After some encouragement ( and a lot of wine) I got her to send him a naughty message . She as scared! Legit scared he would be like " wtf?" And not be into it. Imagine her surprise when he did! He played right along and they developed a sort of naughty playtime while he was in trips.

She wanted him to try talking more aggressively during sex. So she started saying things first. He generally only responded with a "mmhm " or " oh yeah" or God help him he would start repeating what she said " we called him a parrot and laughed until we cride.)
But after a few weeks of this she finally told him why she was saying these things and told him some things she had read or heard and thought as arousing for her. And again! The surprise when he listened and responded!

The point I'm making is that she TALKED to him .
It was hard for her. She's naturally a submissive person and ultimately wanted him to develop some more dominanting presence.
We talked at length about why this is so hard to discuss with partners because as a submissive type of person giving direction doesn't feel comfortable... But we also can't expect our partners to read our minds.

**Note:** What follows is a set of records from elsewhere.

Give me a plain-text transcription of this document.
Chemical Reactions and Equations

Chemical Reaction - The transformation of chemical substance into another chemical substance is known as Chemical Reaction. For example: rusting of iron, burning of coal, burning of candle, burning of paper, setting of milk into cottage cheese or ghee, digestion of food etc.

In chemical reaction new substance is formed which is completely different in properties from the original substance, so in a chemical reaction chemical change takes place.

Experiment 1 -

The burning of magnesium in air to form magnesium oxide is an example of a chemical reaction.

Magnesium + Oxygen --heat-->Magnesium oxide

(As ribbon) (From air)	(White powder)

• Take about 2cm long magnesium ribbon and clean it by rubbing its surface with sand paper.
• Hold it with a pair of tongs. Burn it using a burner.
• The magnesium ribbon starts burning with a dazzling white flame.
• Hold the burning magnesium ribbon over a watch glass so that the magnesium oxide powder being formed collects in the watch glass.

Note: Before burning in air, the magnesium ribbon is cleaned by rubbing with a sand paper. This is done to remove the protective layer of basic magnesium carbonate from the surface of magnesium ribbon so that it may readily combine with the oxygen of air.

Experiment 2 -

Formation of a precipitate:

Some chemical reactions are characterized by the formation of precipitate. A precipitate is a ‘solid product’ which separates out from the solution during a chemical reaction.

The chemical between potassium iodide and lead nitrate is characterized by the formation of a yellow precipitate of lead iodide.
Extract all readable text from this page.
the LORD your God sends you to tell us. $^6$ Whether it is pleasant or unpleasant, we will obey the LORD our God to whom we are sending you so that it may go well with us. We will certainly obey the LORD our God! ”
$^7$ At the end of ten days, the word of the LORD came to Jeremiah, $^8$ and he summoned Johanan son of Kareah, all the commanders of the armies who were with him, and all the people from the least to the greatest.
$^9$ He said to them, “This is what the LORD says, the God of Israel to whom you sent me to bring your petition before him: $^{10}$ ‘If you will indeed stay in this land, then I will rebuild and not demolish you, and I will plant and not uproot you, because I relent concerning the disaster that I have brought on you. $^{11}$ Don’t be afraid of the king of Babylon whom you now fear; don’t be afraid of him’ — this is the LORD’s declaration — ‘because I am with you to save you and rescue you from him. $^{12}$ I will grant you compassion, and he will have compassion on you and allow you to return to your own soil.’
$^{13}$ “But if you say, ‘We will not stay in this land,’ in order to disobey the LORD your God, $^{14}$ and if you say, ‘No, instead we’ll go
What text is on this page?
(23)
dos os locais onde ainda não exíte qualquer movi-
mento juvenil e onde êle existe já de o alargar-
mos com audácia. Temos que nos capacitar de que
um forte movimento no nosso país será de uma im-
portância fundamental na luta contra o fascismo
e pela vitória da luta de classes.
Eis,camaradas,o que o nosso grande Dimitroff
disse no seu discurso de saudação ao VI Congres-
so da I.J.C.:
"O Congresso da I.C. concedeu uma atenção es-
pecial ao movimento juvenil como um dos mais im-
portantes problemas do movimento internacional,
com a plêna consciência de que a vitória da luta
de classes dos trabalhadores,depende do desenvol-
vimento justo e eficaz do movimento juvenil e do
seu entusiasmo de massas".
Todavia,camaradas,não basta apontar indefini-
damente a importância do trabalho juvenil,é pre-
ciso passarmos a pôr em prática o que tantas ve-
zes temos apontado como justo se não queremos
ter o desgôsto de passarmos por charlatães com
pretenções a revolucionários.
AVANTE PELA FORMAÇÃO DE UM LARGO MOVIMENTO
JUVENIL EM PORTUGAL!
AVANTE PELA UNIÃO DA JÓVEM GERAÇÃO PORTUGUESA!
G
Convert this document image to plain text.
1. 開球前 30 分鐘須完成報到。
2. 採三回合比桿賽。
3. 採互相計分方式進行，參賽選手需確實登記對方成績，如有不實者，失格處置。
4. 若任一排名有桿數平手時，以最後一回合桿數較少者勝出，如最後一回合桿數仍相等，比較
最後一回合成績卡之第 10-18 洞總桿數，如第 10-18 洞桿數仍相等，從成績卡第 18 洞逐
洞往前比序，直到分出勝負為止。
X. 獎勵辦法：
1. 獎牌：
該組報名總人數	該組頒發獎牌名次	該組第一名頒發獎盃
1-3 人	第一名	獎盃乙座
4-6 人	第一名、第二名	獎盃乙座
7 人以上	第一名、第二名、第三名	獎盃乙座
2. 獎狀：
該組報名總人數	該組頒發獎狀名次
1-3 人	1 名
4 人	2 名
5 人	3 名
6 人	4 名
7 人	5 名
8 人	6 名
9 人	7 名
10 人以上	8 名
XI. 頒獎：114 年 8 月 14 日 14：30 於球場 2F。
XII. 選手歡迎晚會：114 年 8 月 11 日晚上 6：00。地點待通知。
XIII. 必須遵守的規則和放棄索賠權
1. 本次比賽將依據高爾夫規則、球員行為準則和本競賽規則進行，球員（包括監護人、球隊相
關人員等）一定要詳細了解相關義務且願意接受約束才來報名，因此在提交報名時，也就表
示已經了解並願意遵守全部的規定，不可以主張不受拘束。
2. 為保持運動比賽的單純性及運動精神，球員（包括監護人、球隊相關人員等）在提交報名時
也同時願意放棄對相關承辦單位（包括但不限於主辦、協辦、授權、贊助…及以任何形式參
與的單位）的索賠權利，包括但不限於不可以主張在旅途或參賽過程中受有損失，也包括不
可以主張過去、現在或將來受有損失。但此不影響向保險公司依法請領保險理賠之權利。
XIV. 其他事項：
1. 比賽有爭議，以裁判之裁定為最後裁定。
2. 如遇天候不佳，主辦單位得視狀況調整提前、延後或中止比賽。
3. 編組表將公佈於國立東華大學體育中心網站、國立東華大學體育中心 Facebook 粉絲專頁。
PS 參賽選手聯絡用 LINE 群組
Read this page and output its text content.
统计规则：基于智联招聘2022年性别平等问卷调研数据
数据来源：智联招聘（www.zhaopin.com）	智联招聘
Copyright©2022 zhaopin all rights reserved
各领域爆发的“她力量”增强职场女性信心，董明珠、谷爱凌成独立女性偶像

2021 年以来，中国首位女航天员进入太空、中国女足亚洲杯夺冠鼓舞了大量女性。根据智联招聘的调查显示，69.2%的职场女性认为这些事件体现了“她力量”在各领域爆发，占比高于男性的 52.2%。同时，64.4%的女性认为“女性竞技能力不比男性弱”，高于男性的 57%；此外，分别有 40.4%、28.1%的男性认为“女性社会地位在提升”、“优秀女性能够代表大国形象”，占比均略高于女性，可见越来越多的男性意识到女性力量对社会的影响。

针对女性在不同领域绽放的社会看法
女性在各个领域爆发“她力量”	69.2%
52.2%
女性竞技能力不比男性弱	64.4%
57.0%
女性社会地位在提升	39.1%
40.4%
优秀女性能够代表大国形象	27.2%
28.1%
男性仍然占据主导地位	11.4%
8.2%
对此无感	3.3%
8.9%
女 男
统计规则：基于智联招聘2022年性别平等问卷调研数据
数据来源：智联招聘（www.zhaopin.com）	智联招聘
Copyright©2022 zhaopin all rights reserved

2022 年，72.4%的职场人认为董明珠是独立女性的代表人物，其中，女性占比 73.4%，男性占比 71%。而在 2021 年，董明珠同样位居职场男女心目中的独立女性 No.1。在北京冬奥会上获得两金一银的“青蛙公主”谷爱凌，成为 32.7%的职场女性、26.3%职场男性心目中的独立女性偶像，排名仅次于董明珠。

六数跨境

Yea, the fantasy of the Dom who is so perfect and can take the lead and the power is the ultimate fantasy , but sometimes I guess our part of encouragement has to be given with some gentle direction.

I hope he is responsive to your forrays into the D/S lifestyle and you both achieve fulfillment 🤗🤗🤗
IronWorld​(sadist male)
2 years ago • Feb 28, 2022

Re: Inspiring My Dom

IronWorld​(sadist male) • Feb 28, 2022
rochellesub wrote:
Hello sirs!

This question is for you. My husband is my dom and doesn't have a high sex drive. Unfortunately, I do. He isn't much interested in the dom/sub world, but does it for me. How do I inspire him to be more in the mood when I am a submissive that doesn't like taking control?

All help appreciated!
A grateful sub,
Rochelle


I happen to know a couple that went through a similar situation. Given the known circumstances of that relationship, I feel I would need to obtain more information of yours (which could be potentially sensitive, so I wont ask in public forum) before I could give any meaningful advice.

On the most superficial level, I would recommend incorporating kink inspired by your husband's personal interests. For example, if your husband likes specific fictional characters, try a little cosplay in your activities. Does your husband like cars? Dress up as a Nascar pit girl or a trophy girl from races gone by.
heartlesslover​(sub female)
2 years ago • Mar 2, 2022
Maybe his idea of being a Dom is different than yours? If he has a low sex drive, maybe you can try more than just ‘in the bedroom’ play. There can be a lot more to it than sex, you just have to figure out what makes you both tick. Hopefully those wants will be compatible.